Yerel Mahkeme ise, sanığı bozmadan haberdar etmeksizin, duruşma açarak yaptığı yargılama sonunda önceki hükümde direnmiş olup, bu suretle 1412 sayılı CYUY"nın 326. maddesine aykırı davranıldığı gibi, ayrıca bozma gereğinin eylemli olarak yerine getirildiği, dolayısıyla bozmaya eylemli olarak uyulduğu saptanmış ise de;
Hüküm tarihinden sonra 31.5.2005 gün ve 5358 sayılı Yasanın 7. maddesi ile İİY"nın 337. maddesinde yapılan değişiklikle "Yükümlülüklerin yerine getirilmemesi" başlığı altında, disiplin hapsini gerektiren bir eylem olarak düzenlenen mal beyanında bulunmama suçu, suç ve hüküm tarihinde yürürlükte bulunan İİY"nın 337. maddesinde yazılı cezanın üst sınırına göre TCY"nın 102/6 maddesi uyarınca altı aylık asli dava zamanaşımına tabidir. Aynı Yasanın 105/1 maddesi gereğince, Yasanın bir seneden aşağı zamanaşımı süresi tayin ettiği hallerde her türlü usulî işlem zamanaşımını keser; yine aynı maddenin 2 nci fıkrası uyarınca bir sene içinde mahkûmiyet kararı verilmemesi halinde dava zamanaşımına uğrar. Ancak 09.03.1939 gün ve 22/31 sayılı Yargıtay İçtihadı Birleştirme Kararında açıklandığı üzere, suç tarihinden itibaren başlayacak bir senelik sürenin başında veya sonunda olduğuna bakılmaksızın mahkûmiyet kararı verilmekle zamanaşımı kesilir ve altı aylık aslî dava zamanaşımı süresi yeniden işlemeye başlar.
Somut olayda, suçun işlendiği 17.01.2004 tarihinden başlayan bir yıllık süre içinde mahkumiyet kararı verilmemiş, bu nedenle inceleme tarihi itibariyle dava zamanaşımı süresi dolmuş bulunduğundan, Yerel Mahkeme hükmünün bozulmasına, 5320 sayılı Yasanın 8. maddesindeki düzenleme nedeniyle, 1412 sayılı CYUY"nın halen yürürlükte bulunan 322/1 maddesine göre bu hususta Ceza Genel Kurulunca da karar verilmesi olanağı bulunduğundan, davanın gerçekleşen zamanaşımı nedeniyle 5271 sayılı CYY"nın 223. maddesi uyarınca düşürülmesine karar verilmelidir.

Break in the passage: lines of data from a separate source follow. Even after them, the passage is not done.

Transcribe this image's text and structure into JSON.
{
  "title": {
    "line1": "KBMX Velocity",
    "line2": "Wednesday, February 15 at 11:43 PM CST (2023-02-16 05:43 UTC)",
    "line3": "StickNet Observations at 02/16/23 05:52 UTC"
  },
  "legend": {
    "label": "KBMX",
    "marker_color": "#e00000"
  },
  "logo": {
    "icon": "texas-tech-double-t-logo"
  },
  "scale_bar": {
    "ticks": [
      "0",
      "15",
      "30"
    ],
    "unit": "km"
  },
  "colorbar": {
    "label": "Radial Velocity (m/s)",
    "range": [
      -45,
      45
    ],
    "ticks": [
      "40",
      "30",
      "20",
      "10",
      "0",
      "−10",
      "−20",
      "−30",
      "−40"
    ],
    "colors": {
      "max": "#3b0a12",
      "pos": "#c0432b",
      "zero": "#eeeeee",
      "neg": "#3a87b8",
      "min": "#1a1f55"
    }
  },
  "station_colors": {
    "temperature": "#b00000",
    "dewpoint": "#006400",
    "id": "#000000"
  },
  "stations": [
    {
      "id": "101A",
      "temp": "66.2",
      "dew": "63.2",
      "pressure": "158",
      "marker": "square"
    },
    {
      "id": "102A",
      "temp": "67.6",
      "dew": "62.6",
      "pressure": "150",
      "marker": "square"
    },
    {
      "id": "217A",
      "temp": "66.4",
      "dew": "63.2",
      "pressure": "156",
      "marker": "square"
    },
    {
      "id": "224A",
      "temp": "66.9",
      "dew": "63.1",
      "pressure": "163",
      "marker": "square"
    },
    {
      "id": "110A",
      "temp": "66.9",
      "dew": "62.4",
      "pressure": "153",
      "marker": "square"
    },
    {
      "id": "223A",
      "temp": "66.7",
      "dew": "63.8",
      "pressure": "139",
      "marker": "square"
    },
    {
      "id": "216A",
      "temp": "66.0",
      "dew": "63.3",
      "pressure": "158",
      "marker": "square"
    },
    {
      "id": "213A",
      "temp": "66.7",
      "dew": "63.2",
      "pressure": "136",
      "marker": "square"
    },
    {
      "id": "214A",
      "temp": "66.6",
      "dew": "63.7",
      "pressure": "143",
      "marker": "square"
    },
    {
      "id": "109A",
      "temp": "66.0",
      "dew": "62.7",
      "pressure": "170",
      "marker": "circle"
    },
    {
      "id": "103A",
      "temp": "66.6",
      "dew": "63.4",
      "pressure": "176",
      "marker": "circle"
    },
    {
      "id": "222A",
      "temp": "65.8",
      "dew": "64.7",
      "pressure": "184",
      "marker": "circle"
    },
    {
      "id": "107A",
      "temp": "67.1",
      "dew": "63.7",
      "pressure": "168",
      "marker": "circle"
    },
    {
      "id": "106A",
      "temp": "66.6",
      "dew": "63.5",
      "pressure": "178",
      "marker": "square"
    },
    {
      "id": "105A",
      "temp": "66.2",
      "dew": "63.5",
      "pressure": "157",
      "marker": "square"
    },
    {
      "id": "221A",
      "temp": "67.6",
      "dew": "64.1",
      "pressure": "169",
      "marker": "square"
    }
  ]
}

SONUÇ : Açıklanan nedenlerle;
1- Yerel Mahkeme direnme hükmünün BOZULMASINA,
2- CYUY"nın 322. maddesinin verdiği yetkiye dayanılarak bu hususta karar verilmesi mümkün bulunduğundan, sanık hakkındaki davanın gerçekleşen zamanaşımı nedeniyle 765 sayılı TCY"nın 102/6 ve 105/2. maddeleri ile 5271 sayılı CYY"nın 223/8. maddesi uyarınca DÜŞÜRÜLMESİNE,
3-Dosyanın mahalline gönderilmek üzere Yargıtay C.Başsavcılığına tevdiine, 29.11.2005 günü yapılan müzakerede oybirliğiyle karar verildi.